Can you describe the process and collaboration of researching and developing the Hidden Copenhagen App?

Ulrik: “Our Danish team comprised Jesper and I as university historians, archivist and historian Peter Wessel Hansen from Copenhagen City Archives, and museum archaeologist Rikke Simonsen from Museum of Copenhagen. Our main task was to create a story with a solid factual basis that could be used for a guided tour of 17th-century public space in Copenhagen. In addition, we had to produce expert commentary explaining different aspects of the historical texts used in the app so that users can delve deeper into the themes presented in the app. All of this had to go through an extensive editing process. Getting the story in place so that it was coherent and made sense to 21st-century users took many versions until we were happy. Then there was the entire adaptation process, where all parts had to be customized to the framework set by the digital media. The latter has been a long process.”

What role has interdisciplinarity played in this project? Moreover, has there been any learnings or challenges in this regard?

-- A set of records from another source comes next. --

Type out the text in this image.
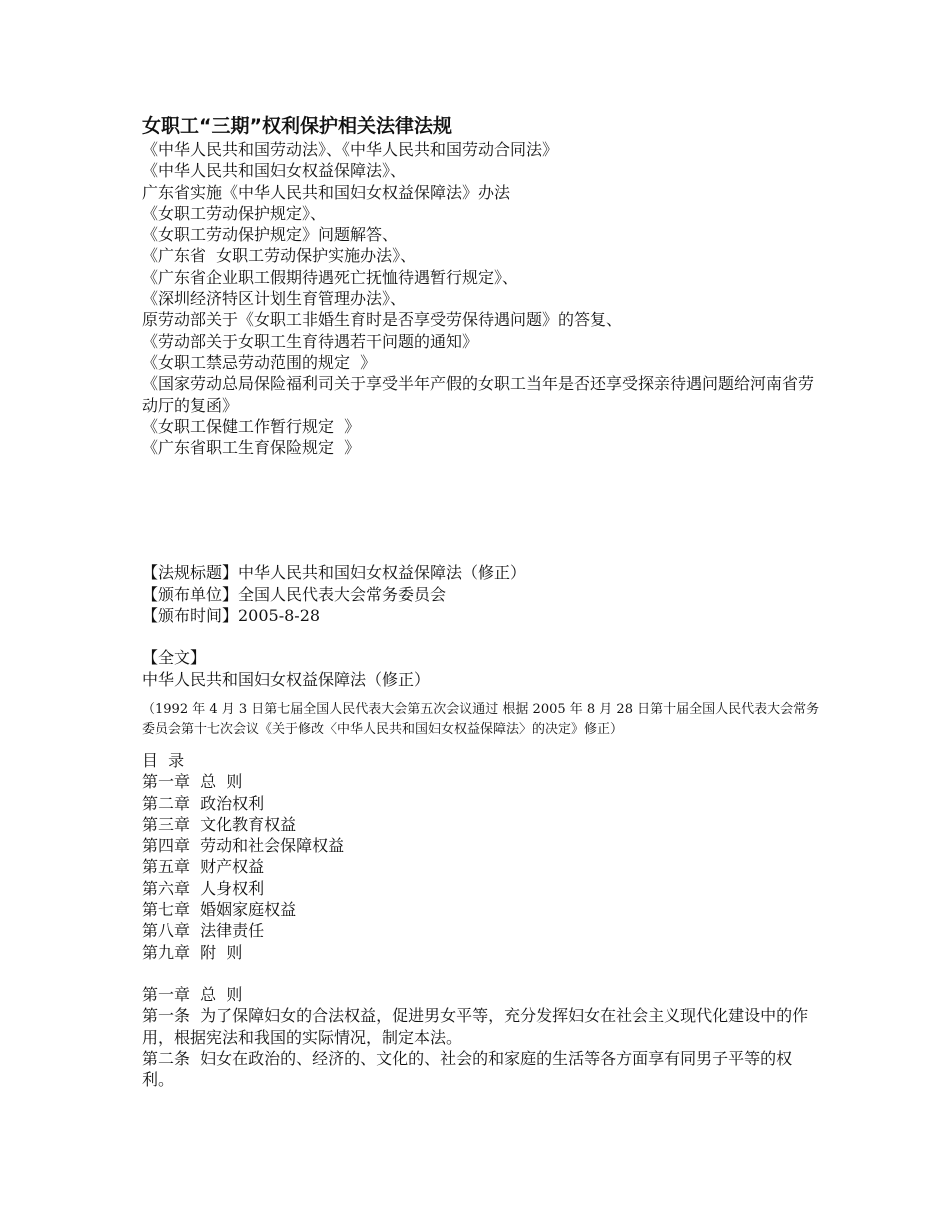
女职工“三期”权利保护相关法律法规

《中华人民共和国劳动法》、《中华人民共和国劳动合同法》

《中华人民共和国妇女权益保障法》、

广东省实施《中华人民共和国妇女权益保障法》办法

《女职工劳动保护规定》、

《女职工劳动保护规定》问题解答、

《广东省  女职工劳动保护实施办法》、

《广东省企业职工假期待遇死亡抚恤待遇暂行规定》、

《深圳经济特区计划生育管理办法》、

原劳动部关于《女职工非婚生育时是否享受劳保待遇问题》的答复、

《劳动部关于女职工生育待遇若干问题的通知》

《女职工禁忌劳动范围的规定  》

《国家劳动总局保险福利司关于享受半年产假的女职工当年是否还享受探亲待遇问题给河南省劳动厅的复函》

《女职工保健工作暂行规定  》

《广东省职工生育保险规定  》

【法规标题】中华人民共和国妇女权益保障法（修正）

【颁布单位】全国人民代表大会常务委员会

【颁布时间】2005-8-28

【全文】

中华人民共和国妇女权益保障法（修正）

（1992 年 4 月 3 日第七届全国人民代表大会第五次会议通过 根据 2005 年 8 月 28 日第十届全国人民代表大会常务委员会第十七次会议《关于修改〈中华人民共和国妇女权益保障法〉的决定》修正）

目  录

第一章  总  则

第二章  政治权利

第三章  文化教育权益

第四章  劳动和社会保障权益

第五章  财产权益

第六章  人身权利

第七章  婚姻家庭权益

第八章  法律责任

第九章  附  则

第一章  总  则

第一条  为了保障妇女的合法权益，促进男女平等，充分发挥妇女在社会主义现代化建设中的作用，根据宪法和我国的实际情况，制定本法。

第二条  妇女在政治的、经济的、文化的、社会的和家庭的生活等各方面享有同男子平等的权利。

Ulrik: “Every step of the way, we have been in close contact with the UK team – both historical research staff and technical app developers. At times, it has been quite intensive, but we have learned a lot about making different teams from different fields work together. I do not think it is wrong to say that in the last two months before finalization, we were in daily contact with the UK team about an incredible number of details.”

How has it been for you as historians and researchers to conduct research for an App as the final product?

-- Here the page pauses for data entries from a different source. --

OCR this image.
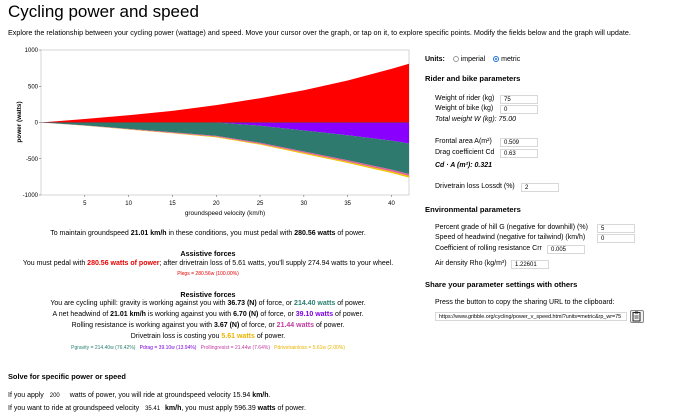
Cycling power and speed
Explore the relationship between your cycling power (wattage) and speed. Move your cursor over the graph, or tap on it, to explore specific points. Modify the fields below and the graph will update.
1000
500
0
-500
-1000
5	10	15	20	25	30	35	40
power (watts)
groundspeed velocity (km/h)
To maintain groundspeed 21.01 km/h in these conditions, you must pedal with 280.56 watts of power.
Assistive forces
You must pedal with 280.56 watts of power; after drivetrain loss of 5.61 watts, you'll supply 274.94 watts to your wheel.
Plegs = 280.56w (100.00%)
Resistive forces
You are cycling uphill: gravity is working against you with 36.73 (N) of force, or 214.40 watts of power.
A net headwind of 21.01 km/h is working against you with 6.70 (N) of force, or 39.10 watts of power.
Rolling resistance is working against you with 3.67 (N) of force, or 21.44 watts of power.
Drivetrain loss is costing you 5.61 watts of power.
Pgravity = 214.40w (76.42%) Pdrag = 39.10w (13.94%) Prollingresist = 21.44w (7.64%) Pdrivetrainloss = 5.61w (2.00%)
Solve for specific power or speed
If you apply 200 watts of power, you will ride at groundspeed velocity 15.94 km/h.
If you want to ride at groundspeed velocity 35.41 km/h, you must apply 596.39 watts of power.
Units: imperial metric
Rider and bike parameters
Weight of rider (kg)	75
Weight of bike (kg)	0
Total weight W (kg): 75.00
Frontal area A(m²)	0.509
Drag coefficient Cd	0.63
Cd · A (m²): 0.321
Drivetrain loss Lossdt (%)	2
Environmental parameters
Percent grade of hill G (negative for downhill) (%)	5
Speed of headwind (negative for tailwind) (km/h)	0
Coefficient of rolling resistance Crr	0.005
Air density Rho (kg/m³)	1.22601
Share your parameter settings with others
Press the button to copy the sharing URL to the clipboard:
https://www.gribble.org/cycling/power_v_speed.html?units=metric&rp_wr=75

Jesper: “I don't think it has been much different from the public dissemination of historical knowledge, which we as historians also engage in. The story is presented through a fictional character, but everything is based on solid historical research and, as far as possible, on archival materials. Perhaps the visual and audio element of the communication has been most foreign to me, because researchers often do not have much practical experience with this from their professional environments. In a way, I think this form of communication that the app represents is somewhat similar to the historical communication you encounter in cultural history museums, and so it was good that we had Rikke, who is a museum curator and archaeologist, as part of our team.”

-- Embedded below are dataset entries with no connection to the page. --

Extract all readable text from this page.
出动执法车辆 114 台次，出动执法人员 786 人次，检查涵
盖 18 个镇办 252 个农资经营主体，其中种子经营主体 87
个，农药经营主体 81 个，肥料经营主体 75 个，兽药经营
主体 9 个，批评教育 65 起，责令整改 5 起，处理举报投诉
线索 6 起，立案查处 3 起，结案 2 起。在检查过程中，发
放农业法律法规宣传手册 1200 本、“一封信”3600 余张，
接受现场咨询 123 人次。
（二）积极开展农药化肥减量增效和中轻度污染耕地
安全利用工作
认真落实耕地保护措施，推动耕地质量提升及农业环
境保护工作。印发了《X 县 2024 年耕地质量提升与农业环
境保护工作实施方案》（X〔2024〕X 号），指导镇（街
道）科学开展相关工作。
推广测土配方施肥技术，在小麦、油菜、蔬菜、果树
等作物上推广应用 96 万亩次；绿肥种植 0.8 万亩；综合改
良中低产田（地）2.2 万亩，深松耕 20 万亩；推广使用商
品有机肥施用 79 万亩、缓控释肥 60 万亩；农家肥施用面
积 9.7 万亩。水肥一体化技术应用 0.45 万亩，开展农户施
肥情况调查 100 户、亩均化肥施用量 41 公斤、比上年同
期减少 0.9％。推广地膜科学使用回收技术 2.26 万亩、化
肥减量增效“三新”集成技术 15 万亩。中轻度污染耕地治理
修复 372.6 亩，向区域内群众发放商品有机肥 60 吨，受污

Are there any unexpected outcomes or findings of your involvement with this project?

Ulrik: “After providing the historical material and organizing the content for the app, we were invited to write a research article for a special issue of the prestigious journal Urban History. While dissemination usually follows the research process, this was the other way around. We wrote the article while still developing the app content.”

Jesper: “I agree with Ulrik. But I would also like to highlight a specific unexpected finding that emerged from the project. Our fictional character is a medical student, and a focal point of the story is the dissection of a female corpse performed by the physician Niels Stensen in Copenhagen in 1673. Until now, this woman has been unidentified, but quite early on in the project, our colleague Peter managed to identify her via the preserved receipts for the costs of the woman's execution. Once she was identified as Gertrud Nielsdatter, it became possible to unfold her tragic story as an important element of Nils' narration of 17th-century Copenhagen. Moreover, her story was so compelling that we decided to unfold it in the research article that Ulrik just mentioned.”

We hope you want to explore the urban spaces of Copenhagen with the Hidden Copenhagen App. The fictive character Nils will guide you to seven city-centre sites, some famous, others off the beaten track to tell the story of unmarried pregnant women facing social stigma, isolation and in worst case death penalty for crimes of infanticide and abortion.